After the gullies pile up with trendy marketers, you'll eventually find your way to someone who tells you a brand is just a name, a sign, or a symbol that distinguishes the products and services of one company from all others. If the loftiest metaphor they use in their description is a burning scar on the side of a cow, hire them. Give them a raise. Hug them for heaven's sake –- and your budget's sake. You've just found someone who won't lead your company over the cliff with all the other marketing lemmings.

Your brand is your name, your logo, your trade dress. You own it. There are clearly written laws to protect it. It is tangible enough to put a price on it. And yet, an entire generation of marketers has found a way to obscure the obvious, to make the brand more fantastic, to make it hard enough to understand that you need consultants to help you figure it out.

SAVE THOSE SYNAPSES.  It all started decades ago, with the simple recognition that in a mass market teeming with disposable products, consumers latch on to brands they've grown to trust. No one wants to sit around reconsidering whether they'd like Coke or Fred's Cola every time they're thirsty. Once you have tried Coke and like it, and it stays consistently likable every subsequent time you drink it, you can relegate that small decision to one of the 10,000 you don't have to think about every day.

Not thinking about every little decision is good for you. You can save those synapses for something more important. It's also good for Coke, since it ensures a steady stream of revenue, as long as customers can rely on the product delivering the same experience and value. That's where all this stuff came up about your brand being a promise to the consumer of the quality of your product. Except that it's not.

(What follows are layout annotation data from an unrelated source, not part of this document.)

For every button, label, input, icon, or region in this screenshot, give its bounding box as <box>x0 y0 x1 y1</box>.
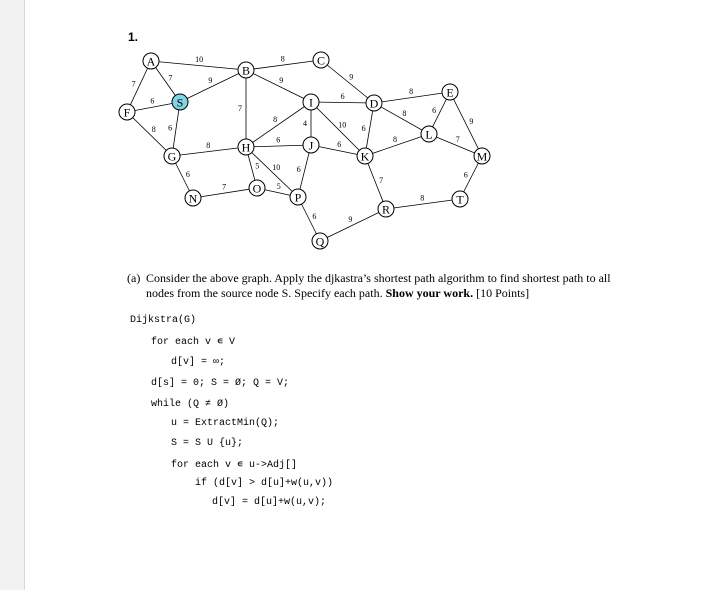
edge-c-d <box>321 60 374 103</box>
code-line-3: d[v] = ∞; <box>171 357 226 368</box>
node-s <box>172 94 188 110</box>
code-line-6: u = ExtractMin(Q); <box>171 418 280 429</box>
node-p <box>290 189 306 205</box>
edge-weight-i-k: 10 <box>338 120 347 130</box>
edge-weight-b-i: 9 <box>279 76 284 86</box>
node-n <box>185 190 201 206</box>
node-label-o: O <box>252 181 262 196</box>
node-label-m: M <box>476 149 488 164</box>
edge-weight-h-p: 10 <box>272 163 281 173</box>
node-label-r: R <box>381 202 391 217</box>
code-line-8: for each v ∊ u->Adj[] <box>171 460 298 471</box>
edge-weight-d-k: 6 <box>361 124 366 133</box>
code-line-5: while (Q ≠ Ø) <box>151 399 230 410</box>
node-k <box>357 148 373 164</box>
node-m <box>474 148 490 164</box>
edge-weight-l-k: 8 <box>393 134 397 144</box>
edge-weight-j-k: 6 <box>337 140 342 150</box>
edge-i-d <box>311 102 374 103</box>
node-label-a: A <box>146 54 156 69</box>
code-line-9: if (d[v] > d[u]+w(u,v)) <box>195 478 334 489</box>
edge-weight-d-l: 8 <box>402 108 407 118</box>
edge-weight-e-l: 6 <box>432 105 437 115</box>
edge-l-k <box>365 134 429 156</box>
edge-weight-d-e: 8 <box>409 87 414 97</box>
edge-weight-o-p: 5 <box>276 182 281 192</box>
node-label-c: C <box>316 53 326 68</box>
edge-weight-c-d: 9 <box>349 72 354 82</box>
edge-e-m <box>450 92 482 156</box>
edge-weight-j-p: 6 <box>296 165 301 174</box>
node-label-b: B <box>241 63 251 78</box>
edge-weight-i-d: 6 <box>340 92 345 101</box>
code-line-1: Dijkstra(G) <box>130 315 197 326</box>
node-label-i: I <box>309 95 313 110</box>
code-line-7: S = S U {u}; <box>171 438 244 449</box>
edge-weight-f-s: 6 <box>150 96 155 106</box>
edge-weight-q-r: 9 <box>348 215 353 225</box>
question-label: (a) <box>127 271 141 285</box>
node-label-s: S <box>176 95 184 110</box>
question-text-line1: Consider the above graph. Apply the djkastra’s shortest path algorithm to find shortest path to all <box>146 271 611 285</box>
node-label-f: F <box>123 105 131 120</box>
question-text-points: [10 Points] <box>476 286 530 300</box>
edge-weight-p-q: 6 <box>312 211 317 221</box>
edge-weight-k-r: 7 <box>379 175 384 185</box>
node-f <box>119 104 135 120</box>
node-a <box>143 53 159 69</box>
edge-weight-s-g: 6 <box>168 123 173 133</box>
code-line-2: for each v ∊ V <box>151 337 236 348</box>
node-t <box>452 191 468 207</box>
question-number: 1. <box>128 30 139 44</box>
node-label-l: L <box>425 127 433 142</box>
question-text-line2: nodes from the source node S. Specify each path. <box>146 286 383 300</box>
node-label-g: G <box>167 149 177 164</box>
node-label-j: J <box>308 138 314 153</box>
edge-weight-g-n: 6 <box>185 169 190 179</box>
edge-weight-l-m: 7 <box>455 135 460 144</box>
node-g <box>164 148 180 164</box>
question-text-bold: Show your work. <box>385 286 474 300</box>
node-b <box>238 62 254 78</box>
edge-weight-a-s: 7 <box>168 73 173 83</box>
node-label-q: Q <box>315 234 325 249</box>
edge-weight-n-o: 7 <box>222 182 227 192</box>
node-label-h: H <box>241 140 251 155</box>
edge-weight-m-t: 6 <box>463 170 468 180</box>
edge-weight-b-c: 8 <box>280 54 285 64</box>
node-c <box>313 52 329 68</box>
edge-weight-h-j: 6 <box>276 135 281 145</box>
edge-weight-i-j: 4 <box>303 119 307 128</box>
node-o <box>249 180 265 196</box>
edge-weight-r-t: 8 <box>420 193 425 203</box>
edge-weight-s-b: 9 <box>208 76 213 86</box>
question-a <box>127 271 647 301</box>
edge-weight-e-m: 9 <box>469 116 474 126</box>
question-text <box>127 271 647 301</box>
graph-figure <box>0 0 706 260</box>
edge-f-g <box>127 112 172 156</box>
node-label-e: E <box>446 85 454 100</box>
code-line-10: d[v] = d[u]+w(u,v); <box>212 497 327 508</box>
edge-b-i <box>246 70 311 102</box>
node-d <box>366 95 382 111</box>
node-q <box>312 233 328 249</box>
node-i <box>303 94 319 110</box>
edge-weight-a-f: 7 <box>131 79 136 89</box>
edge-q-r <box>320 209 386 241</box>
edge-weight-f-g: 8 <box>151 125 156 135</box>
edge-weight-i-h: 8 <box>273 115 278 125</box>
node-label-p: P <box>294 190 302 205</box>
edge-s-b <box>180 70 246 102</box>
edge-d-l <box>374 103 429 134</box>
node-j <box>303 137 319 153</box>
node-l <box>421 126 437 142</box>
node-r <box>378 201 394 217</box>
node-label-n: N <box>188 191 198 206</box>
edge-weight-g-h: 8 <box>206 141 211 150</box>
node-e <box>442 84 458 100</box>
edge-weight-h-o: 5 <box>255 161 260 171</box>
edge-weight-b-h: 7 <box>238 104 242 113</box>
node-label-t: T <box>456 192 464 207</box>
node-label-d: D <box>369 96 379 111</box>
edge-h-j <box>246 145 311 147</box>
node-h <box>238 139 254 155</box>
edge-weight-a-b: 10 <box>195 55 204 64</box>
code-line-4: d[s] = 0; S = Ø; Q = V; <box>151 378 290 389</box>
node-label-k: K <box>360 149 370 164</box>
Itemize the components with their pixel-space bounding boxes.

Your brand is your name, your logo, your burning scar on the side of your product. The expectation that consumers begin to attach to your brand is something else. It's an important something else that has value and that you should consider an important asset worthy of investment, but it's something else. In fact, a brand has a few something elses that are important associates of it and create value for your company.

BANKABLE VALUE.  There's brand experience –- the sum of all impressions consumers gain from interactions with your company. How does your receptionist answer the phone? How courteous are your truck drivers? Such experiences strongly influence another brand associate, brand image, which is often closely tied to brand reputation.

What does your market think of your brand? How does it make your customers feel? Will they use it again? Will they recommend it to friends? If your brand image is hot, and your brand reputation strong, it can improve your "brand equity," or the bankable value your brand has acquired from its ability to attract and retain customers.

All of these things are important, but they don't constitute brand. They're derivatives of brand. The more they're confused, the more susceptible businesses become to trendy theories that lead them over the cliff, like the one Heidi Schultz rails against in the American Marketing Assn.'s Marketing Management. The notion that customers "own" your brand.

AN ANCHOR.  It's a seductive thought for companies that value their clients, but a misguided one. Your customers own their impressions, and you can influence those impressions with the quality of your product, and the experiences you foster. But your brand is just the symbol that anchors those impressions to the product you create.

Don't take my formula too lightly. The definition of brand is the canary in the coal mine. If you're working with marketers who aren't clear-headed enough to distinguish between a tangible brand and its derivatives, how will they have the clarity to advise you on building a market? Get rid of them and find a marketer who can think straight. We'll all be better off.